11:00 - 11:30 | Tim Roughgarden Simple/Prior-Independent Auctions (Part B) |

11:30 - 12:30 | Costis Daskalakis Revenue-optimization in multi-item auctions [slides] |

Time | Talk |
---|---|

2:30 - 3:30 | Nicole Immorlica Black-box reductions from mechanism to algorithm design [slides] |

3:30 - 4:00 | Shuchi Chawla Non-linear objectives in mechanism design (Part A) [slides] |

Time | Talk |
---|---|

4:30 - 5:00 | Suchi Chawla Non-linear objectives in mechanism design (Part B) |

5:00 - 6:00 | Eva Tardos Price of Anarchy of Practical Auctions [slides] |

Simple/Prior-Independent Auctions

Speaker: Tim Roughgarden (Stanford)

Optimal mechanisms are often complex and depend on the details of the distribution of bidders' preferences. On the other hand, strong impossibility results hold under worst-case input assumptions, as discussed above. To mediate between these extremes the literature has proposed interesting models bridging worst- and average-case models, and compelling positive results have been obtained for such models. Examples include simple, approximately optimal mechanisms, which are only parameterized by minimal properties of the distribution; and prior-independent auctions, whose guarantees hold under the assumption that the agents' preferences are stochastic, but without knowledge of the underlying distributions of preferences. This lecture will survey work on this front.

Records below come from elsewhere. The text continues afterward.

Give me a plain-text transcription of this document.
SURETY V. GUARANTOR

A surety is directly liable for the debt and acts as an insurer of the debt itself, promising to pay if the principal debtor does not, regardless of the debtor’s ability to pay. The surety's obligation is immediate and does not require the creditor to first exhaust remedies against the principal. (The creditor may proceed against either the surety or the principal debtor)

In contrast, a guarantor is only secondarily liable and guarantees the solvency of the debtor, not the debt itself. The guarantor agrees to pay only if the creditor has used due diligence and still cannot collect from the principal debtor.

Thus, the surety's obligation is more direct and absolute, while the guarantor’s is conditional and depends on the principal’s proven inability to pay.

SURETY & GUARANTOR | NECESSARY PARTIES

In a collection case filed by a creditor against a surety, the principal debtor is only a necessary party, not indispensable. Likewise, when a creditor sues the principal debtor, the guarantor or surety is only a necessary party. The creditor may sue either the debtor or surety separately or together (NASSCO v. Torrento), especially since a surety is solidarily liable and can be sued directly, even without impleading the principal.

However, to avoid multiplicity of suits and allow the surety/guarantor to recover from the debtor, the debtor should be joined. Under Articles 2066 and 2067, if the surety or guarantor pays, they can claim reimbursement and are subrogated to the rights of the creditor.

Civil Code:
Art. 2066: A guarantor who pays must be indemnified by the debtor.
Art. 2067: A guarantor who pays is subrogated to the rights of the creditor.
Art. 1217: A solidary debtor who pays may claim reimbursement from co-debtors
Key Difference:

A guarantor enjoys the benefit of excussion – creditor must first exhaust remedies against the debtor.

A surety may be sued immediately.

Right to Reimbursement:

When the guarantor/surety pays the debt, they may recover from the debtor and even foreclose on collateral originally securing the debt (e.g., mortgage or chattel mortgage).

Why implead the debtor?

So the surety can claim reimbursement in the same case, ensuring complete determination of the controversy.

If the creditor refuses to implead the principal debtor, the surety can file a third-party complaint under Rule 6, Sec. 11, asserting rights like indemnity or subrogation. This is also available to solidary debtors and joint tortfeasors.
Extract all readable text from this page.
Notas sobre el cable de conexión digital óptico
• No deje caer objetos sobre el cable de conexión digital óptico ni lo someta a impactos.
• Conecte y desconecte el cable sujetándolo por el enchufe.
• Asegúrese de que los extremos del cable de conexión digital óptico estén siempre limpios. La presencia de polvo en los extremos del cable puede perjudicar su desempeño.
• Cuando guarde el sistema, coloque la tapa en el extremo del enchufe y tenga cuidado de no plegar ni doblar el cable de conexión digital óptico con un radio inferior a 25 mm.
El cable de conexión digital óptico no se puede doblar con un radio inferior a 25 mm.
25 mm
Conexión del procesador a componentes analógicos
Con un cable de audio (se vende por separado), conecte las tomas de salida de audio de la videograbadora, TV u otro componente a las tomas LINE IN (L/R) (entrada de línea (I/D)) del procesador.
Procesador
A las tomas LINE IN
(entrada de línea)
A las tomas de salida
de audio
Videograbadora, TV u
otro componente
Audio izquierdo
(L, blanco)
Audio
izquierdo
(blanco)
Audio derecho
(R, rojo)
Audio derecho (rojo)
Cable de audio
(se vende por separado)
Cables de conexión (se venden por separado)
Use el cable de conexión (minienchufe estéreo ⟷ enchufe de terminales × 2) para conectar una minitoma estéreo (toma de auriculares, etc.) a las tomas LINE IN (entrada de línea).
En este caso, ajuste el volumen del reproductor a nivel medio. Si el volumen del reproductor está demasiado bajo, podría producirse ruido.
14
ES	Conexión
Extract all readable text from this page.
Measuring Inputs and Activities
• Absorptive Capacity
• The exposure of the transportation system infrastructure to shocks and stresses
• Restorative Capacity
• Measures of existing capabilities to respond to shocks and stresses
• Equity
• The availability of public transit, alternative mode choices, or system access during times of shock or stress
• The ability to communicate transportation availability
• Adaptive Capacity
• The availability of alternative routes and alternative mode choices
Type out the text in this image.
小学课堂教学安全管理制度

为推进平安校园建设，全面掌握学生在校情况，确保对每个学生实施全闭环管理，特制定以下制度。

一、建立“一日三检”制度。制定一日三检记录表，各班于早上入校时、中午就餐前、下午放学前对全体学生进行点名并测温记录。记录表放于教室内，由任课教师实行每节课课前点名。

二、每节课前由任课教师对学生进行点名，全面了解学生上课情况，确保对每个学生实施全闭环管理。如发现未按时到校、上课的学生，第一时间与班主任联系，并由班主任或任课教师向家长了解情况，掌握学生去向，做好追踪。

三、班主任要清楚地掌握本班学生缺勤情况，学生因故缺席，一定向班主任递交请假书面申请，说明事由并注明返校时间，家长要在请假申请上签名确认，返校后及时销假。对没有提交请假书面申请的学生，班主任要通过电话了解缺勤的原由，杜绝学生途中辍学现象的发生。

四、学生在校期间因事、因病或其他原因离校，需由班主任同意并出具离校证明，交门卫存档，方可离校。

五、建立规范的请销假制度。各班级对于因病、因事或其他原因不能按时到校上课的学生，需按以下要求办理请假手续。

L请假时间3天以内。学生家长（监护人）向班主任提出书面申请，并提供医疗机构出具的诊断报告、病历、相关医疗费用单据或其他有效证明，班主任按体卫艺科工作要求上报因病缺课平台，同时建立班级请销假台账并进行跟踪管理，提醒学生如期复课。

Revenue-optimization in multi-item auctions

Speaker: Costis Daskalakis (MIT)

While welfare optimizing mechanism design has been solved in very general settings, even under worst-case assumptions about the agents' preferences, research on revenue optimization has been stagnant. Myerson's seminal work provides a revenue-optimizing single-item auction, but generalizing this auction to more general settings, e.g. multi-item auctions, has been challenging to economists. Algorithmic techniques have enabled breakthroughs on this problem, enabling exactly optimal mechanisms. This lecture will survey work on designing revenue optimal auctions, discuss the relevant combinatorial optimization techniques, and present open problems going forward.

Black-box reductions from mechanism to algorithm design

Speaker: Nicole Immorlica

Computational considerations aside, welfare optimizing mechanism design has been solved, even under worst-case assumptions about the bidders' preferences. It has also been shown that, under worst-case assumptions, not all welfare problems that can be efficiently approximated can also be approximated in a mechanism design setting. On the other hand, Bayesian information about the agents' preferences enables very general, black-box reductions from mechanism to algorithm design. This lecture will survey work on this frontier, outlining challenges in going beyond the fully Bayesian model and the welfare objectives.

Non-linear objectives in mechanism design

Speaker: Shuchi Chawla (University of Wisconsin-Madison)

The mechanism design literature commonly focuses on the welfare and revenue objectives. Less is known for other objectives and typically results are negative, e.g. for minimizing makespan in scheduling jobs to strategic machines. Here, too, the Bayesian perspective has provided ways to circumvent worst-case impossibility results. This lecture will survey work on mechanism design with general objectives.

Price of Anarchy of Practical Auctions

Speaker: Eva Tardos (Cornell)

Auctions used in practice, such as the generalized second price auction of sponsored search, are often not optimal theoretically. Recent work has quantified the loss in objective, e.g. welfare, of using such suboptimal auctions. This lecture will survey this work, outlining challenges in analyzing incomplete information settings.